Update: Gazprom Supplies Private Turkish Firms Again

(Updates April 15 report with more comment)

Russian gas export monopoly Gazprom is resuming full flows to private companies in Turkey, sources told NGE April 14. "I am aware that the volumes have been increased," said an Istanbul trader with a foreign investor.

The reduction in flows had not however been a problem for an over-supplied market, he said, with power generators able to cope with the relatively mild winter although, as he was not working for one of the companies affected, the reduction "was not a big story from our point of view."

Gas trade relations between Gazprom and private importers are one of the more important topics regarding the Turkish gas market, a source at a Turkish think-tank told NGE. But he said he could not confirm that the discount rate had been completely terminated.

Another trader, also not with one of the affected companies, told NGE April 19 that the flows restarted April 1 in full, but that while Gazprom had reinstated the 10.25% discount for Q1, from now on it would supply the traders without any discount, putting their price at parity with Gazprom's price through the Balkans.
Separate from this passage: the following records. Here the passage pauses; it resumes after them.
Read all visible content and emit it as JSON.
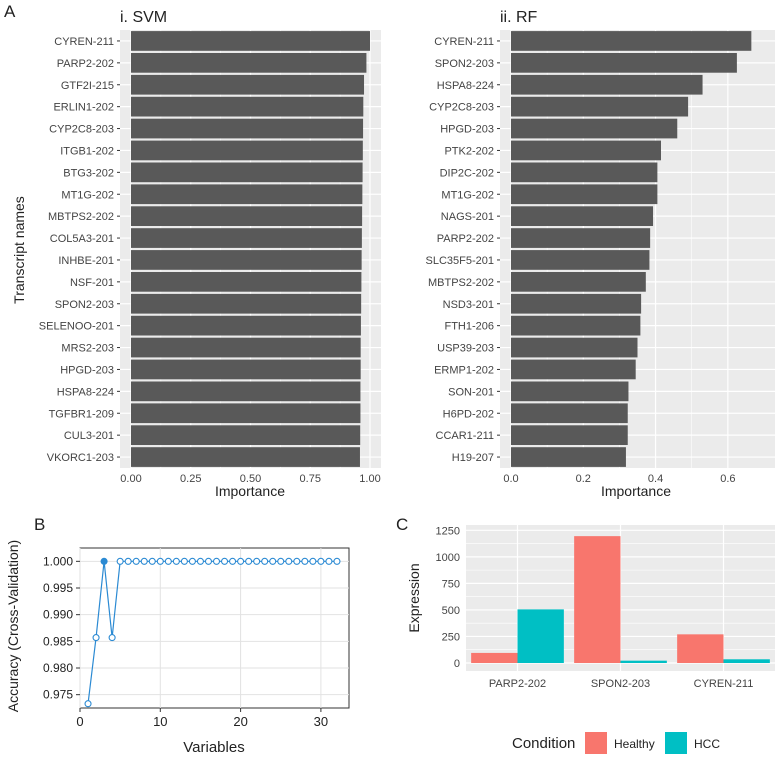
{
  "panel_labels": {
    "a": "A",
    "b": "B",
    "c": "C"
  },
  "colors": {
    "bar": "#595959",
    "panel_bg": "#ebebeb",
    "grid": "#ffffff",
    "point": "#2b8ad3",
    "healthy": "#f8766d",
    "hcc": "#00bfc4"
  },
  "chart_data": [
    {
      "id": "svm",
      "type": "bar",
      "orientation": "horizontal",
      "title": "i. SVM",
      "xlabel": "Importance",
      "ylabel": "Transcript names",
      "xlim": [
        0,
        1.0
      ],
      "xticks": [
        0.0,
        0.25,
        0.5,
        0.75,
        1.0
      ],
      "xtick_labels": [
        "0.00",
        "0.25",
        "0.50",
        "0.75",
        "1.00"
      ],
      "categories": [
        "CYREN-211",
        "PARP2-202",
        "GTF2I-215",
        "ERLIN1-202",
        "CYP2C8-203",
        "ITGB1-202",
        "BTG3-202",
        "MT1G-202",
        "MBTPS2-202",
        "COL5A3-201",
        "INHBE-201",
        "NSF-201",
        "SPON2-203",
        "SELENOO-201",
        "MRS2-203",
        "HPGD-203",
        "HSPA8-224",
        "TGFBR1-209",
        "CUL3-201",
        "VKORC1-203"
      ],
      "values": [
        1.0,
        0.985,
        0.975,
        0.972,
        0.971,
        0.97,
        0.969,
        0.968,
        0.967,
        0.966,
        0.965,
        0.964,
        0.963,
        0.962,
        0.961,
        0.961,
        0.96,
        0.96,
        0.959,
        0.958
      ]
    },
    {
      "id": "rf",
      "type": "bar",
      "orientation": "horizontal",
      "title": "ii. RF",
      "xlabel": "Importance",
      "xlim": [
        0,
        0.7
      ],
      "xticks": [
        0.0,
        0.2,
        0.4,
        0.6
      ],
      "xtick_labels": [
        "0.0",
        "0.2",
        "0.4",
        "0.6"
      ],
      "categories": [
        "CYREN-211",
        "SPON2-203",
        "HSPA8-224",
        "CYP2C8-203",
        "HPGD-203",
        "PTK2-202",
        "DIP2C-202",
        "MT1G-202",
        "NAGS-201",
        "PARP2-202",
        "SLC35F5-201",
        "MBTPS2-202",
        "NSD3-201",
        "FTH1-206",
        "USP39-203",
        "ERMP1-202",
        "SON-201",
        "H6PD-202",
        "CCAR1-211",
        "H19-207"
      ],
      "values": [
        0.665,
        0.625,
        0.53,
        0.49,
        0.46,
        0.415,
        0.405,
        0.405,
        0.393,
        0.385,
        0.383,
        0.373,
        0.36,
        0.358,
        0.35,
        0.345,
        0.325,
        0.323,
        0.323,
        0.318
      ]
    },
    {
      "id": "cv",
      "type": "line",
      "xlabel": "Variables",
      "ylabel": "Accuracy (Cross-Validation)",
      "xlim": [
        0,
        33.5
      ],
      "ylim": [
        0.9725,
        1.0025
      ],
      "xticks": [
        0,
        10,
        20,
        30
      ],
      "yticks": [
        0.975,
        0.98,
        0.985,
        0.99,
        0.995,
        1.0
      ],
      "ytick_labels": [
        "0.975",
        "0.980",
        "0.985",
        "0.990",
        "0.995",
        "1.000"
      ],
      "x": [
        1,
        2,
        3,
        4,
        5,
        6,
        7,
        8,
        9,
        10,
        11,
        12,
        13,
        14,
        15,
        16,
        17,
        18,
        19,
        20,
        21,
        22,
        23,
        24,
        25,
        26,
        27,
        28,
        29,
        30,
        31,
        32
      ],
      "y": [
        0.9733,
        0.9857,
        1.0,
        0.9857,
        1.0,
        1.0,
        1.0,
        1.0,
        1.0,
        1.0,
        1.0,
        1.0,
        1.0,
        1.0,
        1.0,
        1.0,
        1.0,
        1.0,
        1.0,
        1.0,
        1.0,
        1.0,
        1.0,
        1.0,
        1.0,
        1.0,
        1.0,
        1.0,
        1.0,
        1.0,
        1.0,
        1.0
      ],
      "selected_x": 3
    },
    {
      "id": "expr",
      "type": "bar",
      "ylabel": "Expression",
      "ylim": [
        0,
        1300
      ],
      "yticks": [
        0,
        250,
        500,
        750,
        1000,
        1250
      ],
      "categories": [
        "PARP2-202",
        "SPON2-203",
        "CYREN-211"
      ],
      "series": [
        {
          "name": "Healthy",
          "values": [
            95,
            1195,
            270
          ]
        },
        {
          "name": "HCC",
          "values": [
            505,
            22,
            35
          ]
        }
      ],
      "legend_title": "Condition",
      "legend_position": "bottom"
    }
  ]
}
He said the price for Q1 would be the oil-indexed price it charged Botas, less 10.25%.

He thought that this would improve Gazprom's chances in the ongoing arbitration case with Botas, since if it charged Botas more, that would be shown to be discriminatory. "They must charge the same price for the same molecules through the same route," the trader said, estimating it at $175/'000 m³. He conceded that elsewhere in Europe Gazprom did not follow that policy.

Gazprom also supplies gas to Botas through Blue Stream, which goes under the Black Sea.

The private companies won rights to the gas following an auction held by the dominant importer, Botas, with delivery only offered at the western end, through pipelines that come through Ukraine and the Balkans.

Indicative of the unusual relationships that can exist in the gas industry, the owners of these companies include Anglo-Dutch major Shell, which is partnering Gazprom in a slew of upstream and midstream projects in Russia including Nord Stream 2 and Sakhalin Energy; and Gazprom itself.